Consensus Genetic Maps

Because constructing a genetic map is an involved process, scientists have traditionally created a single map for each organism. However, a mapping population must be polymorphic in a particular marker in order for that marker to be mapped [21], and not every population can be polymorphic in all markers of interest. For this reason, scientists have recently begun making multiple maps for a single organism.

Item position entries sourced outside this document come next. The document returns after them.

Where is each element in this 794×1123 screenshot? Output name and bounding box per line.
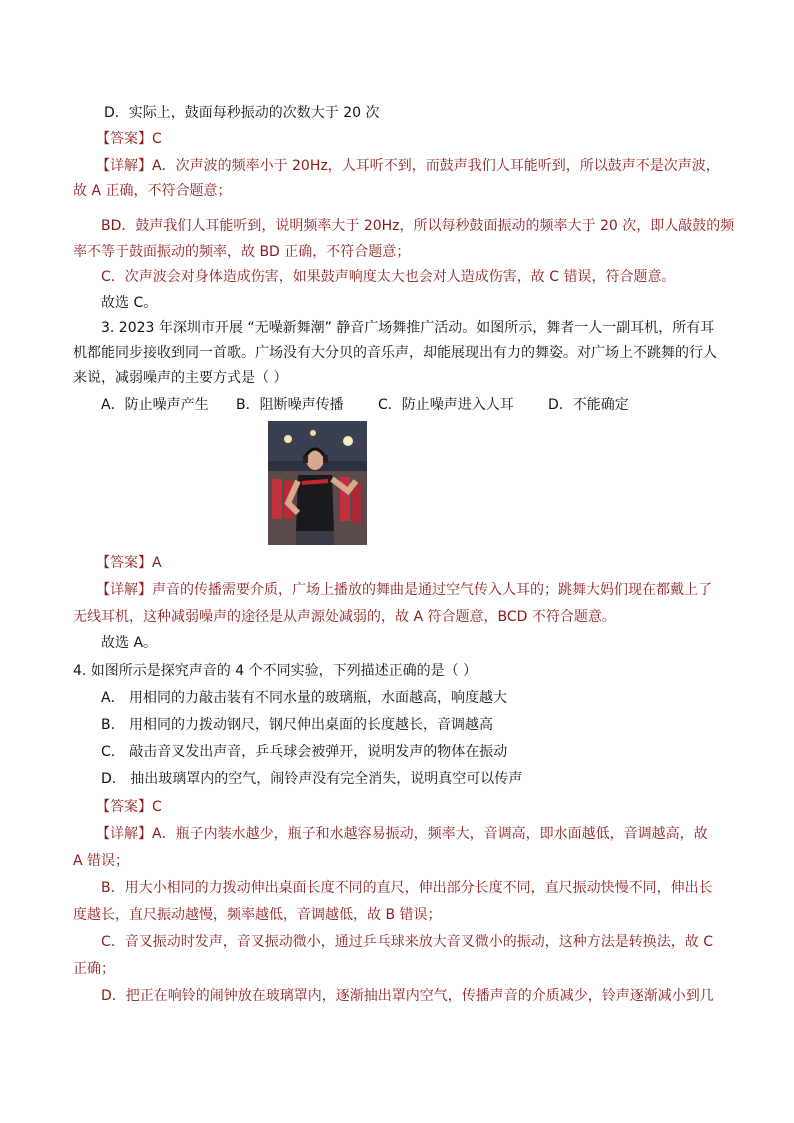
q2-option-d: D．实际上，鼓面每秒振动的次数大于 20 次	[104, 105, 380, 121]
q3-option-b: B．阻断噪声传播	[236, 397, 344, 413]
q2-detail-line: 率不等于鼓面振动的频率，故 BD 正确，不符合题意；	[73, 244, 411, 260]
q4-option-b: B． 用相同的力拨动钢尺，钢尺伸出桌面的长度越长，音调越高	[101, 717, 494, 733]
q2-detail-line: BD．鼓声我们人耳能听到，说明频率大于 20Hz，所以每秒鼓面振动的频率大于 20 次，即人敲鼓的频	[101, 218, 735, 234]
q3-conclusion: 故选 A。	[101, 635, 158, 651]
q3-stem-line: 3. 2023 年深圳市开展 “无噪新舞潮” 静音广场舞推广活动。如图所示，舞者一人一副耳机，所有耳	[101, 320, 715, 336]
q3-answer: 【答案】A	[96, 555, 162, 571]
q4-answer: 【答案】C	[96, 799, 162, 815]
q4-detail-line: C．音叉振动时发声，音叉振动微小，通过乒乓球来放大音叉微小的振动，这种方法是转换法，故 C	[101, 934, 713, 950]
q2-detail-line: 故 A 正确，不符合题意；	[73, 183, 232, 199]
q4-detail-line: 【详解】A．瓶子内装水越少，瓶子和水越容易振动，频率大，音调高，即水面越低，音调越高，故	[96, 826, 708, 842]
dancer-with-headphones-image	[268, 421, 367, 545]
q4-stem: 4. 如图所示是探究声音的 4 个不同实验，下列描述正确的是（ ）	[73, 663, 478, 679]
q4-detail-line: D．把正在响铃的闹钟放在玻璃罩内，逐渐抽出罩内空气，传播声音的介质减少，铃声逐渐减小到几	[101, 988, 714, 1004]
q3-detail-line: 【详解】声音的传播需要介质，广场上播放的舞曲是通过空气传入人耳的；跳舞大妈们现在都戴上了	[96, 582, 712, 598]
q4-option-c: C． 敲击音叉发出声音，乒乓球会被弹开，说明发声的物体在振动	[101, 744, 508, 760]
q2-conclusion: 故选 C。	[101, 295, 158, 311]
q3-option-d: D．不能确定	[548, 397, 629, 413]
q3-detail-line: 无线耳机，这种减弱噪声的途径是从声源处减弱的，故 A 符合题意，BCD 不符合题意。	[73, 609, 616, 625]
q4-detail-line: A 错误；	[73, 853, 130, 869]
q4-detail-line: 度越长，直尺振动越慢，频率越低，音调越低，故 B 错误；	[73, 907, 442, 923]
q3-stem-line: 来说，减弱噪声的主要方式是（ ）	[73, 370, 288, 386]
q4-option-d: D． 抽出玻璃罩内的空气，闹铃声没有完全消失，说明真空可以传声	[101, 771, 523, 787]
q2-detail-line: C．次声波会对身体造成伤害，如果鼓声响度太大也会对人造成伤害，故 C 错误，符合题意。	[101, 269, 676, 285]
q2-answer: 【答案】C	[96, 131, 162, 147]
q4-detail-line: B．用大小相同的力拨动伸出桌面长度不同的直尺，伸出部分长度不同，直尺振动快慢不同，伸出长	[101, 880, 713, 896]
q2-detail-line: 【详解】A．次声波的频率小于 20Hz，人耳听不到，而鼓声我们人耳能听到，所以鼓声不是次声波，	[96, 158, 720, 174]
q3-option-a: A．防止噪声产生	[101, 397, 209, 413]
dance-photo	[268, 421, 367, 545]
q3-stem-line: 机都能同步接收到同一首歌。广场没有大分贝的音乐声，却能展现出有力的舞姿。对广场上不跳舞的行人	[73, 345, 717, 361]
q4-detail-line: 正确；	[73, 961, 115, 977]
q3-option-c: C．防止噪声进入人耳	[378, 397, 514, 413]
q4-option-a: A． 用相同的力敲击装有不同水量的玻璃瓶，水面越高，响度越大	[101, 690, 508, 706]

In response, we have developed methods for finding a consensus from these multiple maps [1], [2]. Our work was inspired by research on finding consensus rankings– traditionally studied in the context of social choice [9] and more recently in ranking web query results [8]. An overview of our results follow:

  1. We have modeled the genetic map as a partial order. For two markers, we use the notation u < v to denote u precedes v and u||v to denote u and v are not related.
  2. We have defined the weighted symmetric difference distance, a more generalized version of the symmetric difference distance [16] and Kemeny distance [18].
  3. We have developed a method for finding a consensus and proved that our method finds a median partial order under our distance metric. The problem of finding the consensus is NP hard[16], but an exact solution can often be found. Our solution makes use of the following concepts:
    • Transitive reduction and closure in graphs [7], [13]
    • Strongly connected components [26]
    • All pairs shortest paths [12]
    • Cycle enumeration [17]
    • Translation of minimum feedback arc set to set cover
  4. We have shown that the median obeys certain interesting properties:
    • Unanimity Criterion: If u < v in all inputs, then u < v in the median.
    • Positive Responsiveness Criterion: if u||v in the median, then changing v < u to u < v or u||v to u < v in some input results in u < v in the median.
    • Extended Condorcet Criterion: if u < v in a majority of inputs, and there does not exist some w such that w < u and v < w in the majority of inputs, then u < v in the median.
  5. We validated our method using six genetic maps generated for the crop plant Zea Mays and verified the results using a separate wet lab process, showing the resulting consensus map to be 99.5 percent accurate.